LES RÉVÉLATIONS sur l'opération qui a permis la libération du « Ponant », navire de croisière piraté il y a quelques semaines, ont douché l'enthousiasme soulevé par ce haut fait militaire : à trois reprises, des matériels sont tombés en panne pendant la chasse aux preneurs d'otages. La réforme des armées sera coûteuse : la France va dépenser 377 milliards d'euros jusqu'en 2020 pour améliorer nos équipements et notre capacité offensive et défensive. Pourtant, la construction d'un deuxième porte-avions nucléaire, bien qu'elle soit indispensable à la crédibilité de notre dissuasion, est différée de quatre ans.
Une force mobile de 30 000 hom-mes.
Sans entrer dans les aspects techniques de ce que doit être une force militaire contemporaine, on sait que la France, puissance nucléaire, dispose d'une capacité crédible de dissuasion. Bien que nos forces ne soient pas intégrées dans l'OTAN, nos alliés admettent tous, y compris les États-Unis, que la France contribue à la politique de dissuasion, notamment grâce à ses sous-marins dotés de missiles nucléaires à longue portée.
Le président a affirmé mardi que la France rejoindrait l'OTAN, comme il l'a dit pendant sa campagne électorale, mais qu'elle garderait une force de dissuasion indépendante. Le chef de l'État constate qu'un équipement sur deux est immobilisé par sa vétusté. Il s'est élevé de façon préventive contre ses détracteurs qui dénoncent son alignement atlantiste. Son objectif est de doter le pays d'une force de 30 000 hommes capable, à tout moment, de franchir de grandes distances, pour aller se battre en territoire étranger.

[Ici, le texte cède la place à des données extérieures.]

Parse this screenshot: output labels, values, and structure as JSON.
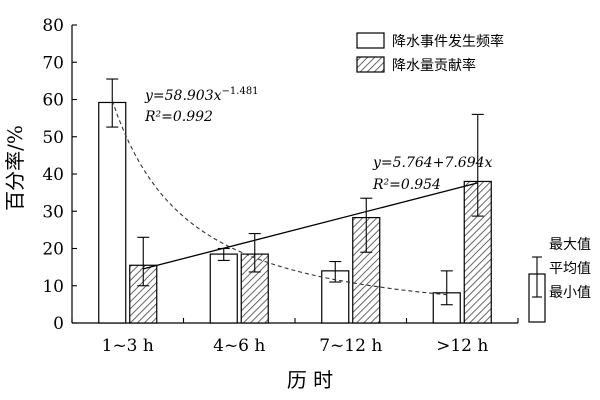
{
  "chart_data": {
    "type": "bar",
    "xlabel": "历 时",
    "ylabel": "百分率/%",
    "ylim": [
      0,
      80
    ],
    "yticks": [
      0,
      10,
      20,
      30,
      40,
      50,
      60,
      70,
      80
    ],
    "categories": [
      "1~3 h",
      "4~6 h",
      "7~12 h",
      ">12 h"
    ],
    "legend_position": "top-right",
    "series": [
      {
        "name": "降水事件发生频率",
        "style": "white",
        "values": [
          59.2,
          18.5,
          14.0,
          8.1
        ],
        "min": [
          52.6,
          16.8,
          11.0,
          4.9
        ],
        "max": [
          65.5,
          20.0,
          16.5,
          14.0
        ]
      },
      {
        "name": "降水量贡献率",
        "style": "hatched",
        "values": [
          15.5,
          18.5,
          28.3,
          38.0
        ],
        "min": [
          10.0,
          13.7,
          19.0,
          28.7
        ],
        "max": [
          23.0,
          24.0,
          33.5,
          56.0
        ]
      }
    ],
    "fits": [
      {
        "series": "降水事件发生频率",
        "kind": "power",
        "a": 58.903,
        "b": -1.481,
        "equation": "y=58.903x",
        "exponent": "−1.481",
        "r2": "R²=0.992",
        "line": "dashed"
      },
      {
        "series": "降水量贡献率",
        "kind": "linear",
        "a": 5.764,
        "b": 7.694,
        "equation": "y=5.764+7.694x",
        "r2": "R²=0.954",
        "line": "solid"
      }
    ],
    "errorbar_key": {
      "max_label": "最大值",
      "mean_label": "平均值",
      "min_label": "最小值"
    }
  }
}
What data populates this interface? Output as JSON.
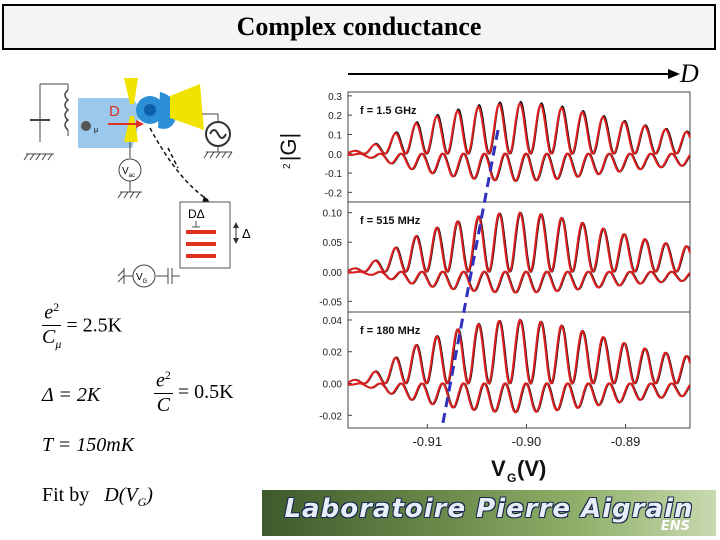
{
  "slide": {
    "title": "Complex conductance",
    "arrow_label": "D",
    "fit_label": "Fit by",
    "fit_expr": "D(V",
    "fit_expr_sub": "G",
    "fit_expr_end": ")"
  },
  "schematic": {
    "dot_label": "D",
    "vdc_label": "V",
    "vdc_sub": "ac",
    "vg_label": "V",
    "vg_sub": "G",
    "level_label": "DΔ",
    "delta_label": "Δ",
    "mu_label": "μ",
    "colors": {
      "lead": "#2b8fd6",
      "lead_light": "#9cc8ec",
      "gate": "#f2e200",
      "arrow": "#e03020",
      "levels": "#e03020"
    }
  },
  "formulas": {
    "f1_num": "e",
    "f1_num_sup": "2",
    "f1_den": "C",
    "f1_den_sub": "μ",
    "f1_rhs": "= 2.5K",
    "f2_lhs": "Δ = 2K",
    "f3_num": "e",
    "f3_num_sup": "2",
    "f3_den": "C",
    "f3_rhs": "= 0.5K",
    "f4": "T = 150mK"
  },
  "banner": {
    "text": "Laboratoire Pierre Aigrain",
    "sub": "ENS"
  },
  "chart_data": [
    {
      "type": "line",
      "panel": "top",
      "annotation": "f = 1.5 GHz",
      "ylabel": "|G|",
      "ylabel_sup": "2",
      "ylim": [
        -0.25,
        0.32
      ],
      "yticks": [
        0.3,
        0.2,
        0.1,
        0.0,
        -0.1,
        -0.2
      ],
      "ytick_labels": [
        "0.3",
        "0.2",
        "0.1",
        "0.0",
        "-0.1",
        "-0.2"
      ],
      "xlim": [
        -0.918,
        -0.8835
      ],
      "series": [
        {
          "color": "#111111",
          "amp": 0.27,
          "offset": 0.0
        },
        {
          "color": "#e02020",
          "amp": 0.26,
          "offset": 0.0
        },
        {
          "color": "#111111",
          "amp": -0.14,
          "offset": 0.0,
          "lower": true
        },
        {
          "color": "#e02020",
          "amp": -0.14,
          "offset": 0.0,
          "lower": true
        }
      ]
    },
    {
      "type": "line",
      "panel": "middle",
      "annotation": "f = 515 MHz",
      "ylim": [
        -0.068,
        0.118
      ],
      "yticks": [
        0.1,
        0.05,
        0.0,
        -0.05
      ],
      "ytick_labels": [
        "0.10",
        "0.05",
        "0.00",
        "-0.05"
      ],
      "xlim": [
        -0.918,
        -0.8835
      ],
      "series": [
        {
          "color": "#111111",
          "amp": 0.1,
          "offset": 0.0
        },
        {
          "color": "#e02020",
          "amp": 0.1,
          "offset": 0.0
        },
        {
          "color": "#111111",
          "amp": -0.035,
          "offset": 0.0,
          "lower": true
        },
        {
          "color": "#e02020",
          "amp": -0.035,
          "offset": 0.0,
          "lower": true
        }
      ]
    },
    {
      "type": "line",
      "panel": "bottom",
      "annotation": "f = 180 MHz",
      "xlabel": "V",
      "xlabel_sub": "G",
      "xlabel_unit": "(V)",
      "ylim": [
        -0.028,
        0.045
      ],
      "yticks": [
        0.04,
        0.02,
        0.0,
        -0.02
      ],
      "ytick_labels": [
        "0.04",
        "0.02",
        "0.00",
        "-0.02"
      ],
      "xlim": [
        -0.918,
        -0.8835
      ],
      "xticks": [
        -0.91,
        -0.9,
        -0.89
      ],
      "xtick_labels": [
        "-0.91",
        "-0.90",
        "-0.89"
      ],
      "series": [
        {
          "color": "#111111",
          "amp": 0.04,
          "offset": 0.0
        },
        {
          "color": "#e02020",
          "amp": 0.04,
          "offset": 0.0
        },
        {
          "color": "#111111",
          "amp": -0.018,
          "offset": 0.0,
          "lower": true
        },
        {
          "color": "#e02020",
          "amp": -0.018,
          "offset": 0.0,
          "lower": true
        }
      ]
    }
  ],
  "dashed_line": {
    "color": "#3030c0"
  }
}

Sur 100 personnes qui travaillent pour nos différentes armes, 60 sont employées à la gestion et 40 à l'action militaire. M. Sarkozy veut inverser ce ratio et faire des économies sur les personnels pour consacrer plus d'argent aux armements.
Le gouvernement, à plusieurs reprises, a expliqué que l'armée n'était pas là «pour faire de l'aménagement du territoire». Il n'empêche que la disparition de bases et de garnisons portera un coup économique sérieux aux villes et aux départements qui en seront privées. En d'autres termes, le pays devra s'accommoder de cette réforme comme il doit s'habituer aux autres.
D'ici à six-sept ans, nos effectifs militaires seront limités à 225 000 personnes, 131 000 dans l'armée de terre, 50 000 dans l'armée de l'air et 44 000 dans la marine. Des mesures d'accompagnement seront mises en oeuvre, mais M. Sarkozy ne cache pas qu'il s'attend à des manifestations et à des protestations d'élus, de cadres militaires et de civils.
Nos objectifs militaires répondent à deux préoccupations : d'une part, par souci d'indépendance, nous devons garder notre capacité de dissuasion nucléaire, et plus que jamais : à la menace soviétique, ont succédé des menaces plus confuses, mais non moins inquiétantes, créées par la prolifération nucléaire. D'autre part, nous devons faire face à ce qu'il est convenu d'appeler la guerre asymétrique : les batailles frontales ont laissé la place aux guérillas de toutes sortes, qui n'améliorent pas notre sécurité. C'est pourquoi un effort particulier sera fourni d'abord pour créer une armée de combattants mobiles, entraînés pour se battre contre un ennemi tout aussi mobile et furtif, ensuite pour augmenter la qualité de notre renseignement qui va être unifié et dont les effectifs vont, eux, augmenter.
SUR LE PAPIER, LA REFORME EST JUDICIEUSE ; DANS LES FAITS ELLE SERA DOULOUREUSE
Le renseignement d'abord.
La France n'est déjà pas trop mal placée pour le renseignement. Elle dispose de satellites espions, indispensables pour les conflits étrangers, et d'un système de renseignement humain dont on peut dire que, depuis 2001, il nous a bien protégés contre les attentats terroristes. Plus notre capacité de recueil de renseignements augmentera, plus nous serons à l'abri des complots fomentés contre notre territoire. On ne saurait critiquer une démarche qui, ayant déjà donné d'estimables résultats, ne peut qu'améliorer la sécurité des citoyens français.
Inutile de préciser que cette réforme, qui semblera utile et nécessaire aux gens dénués d'esprit partisan, sera enfantée dans la douleur. Le budget des armées, en dépit des économies qui seront réalisées, restera très lourd, alors même que nos dépenses sociales ne cessent de s'accroître, comme nos déficits publics. C'est assez dire que, si la réforme est justifiée, elle ne sera pas facilement accomplie.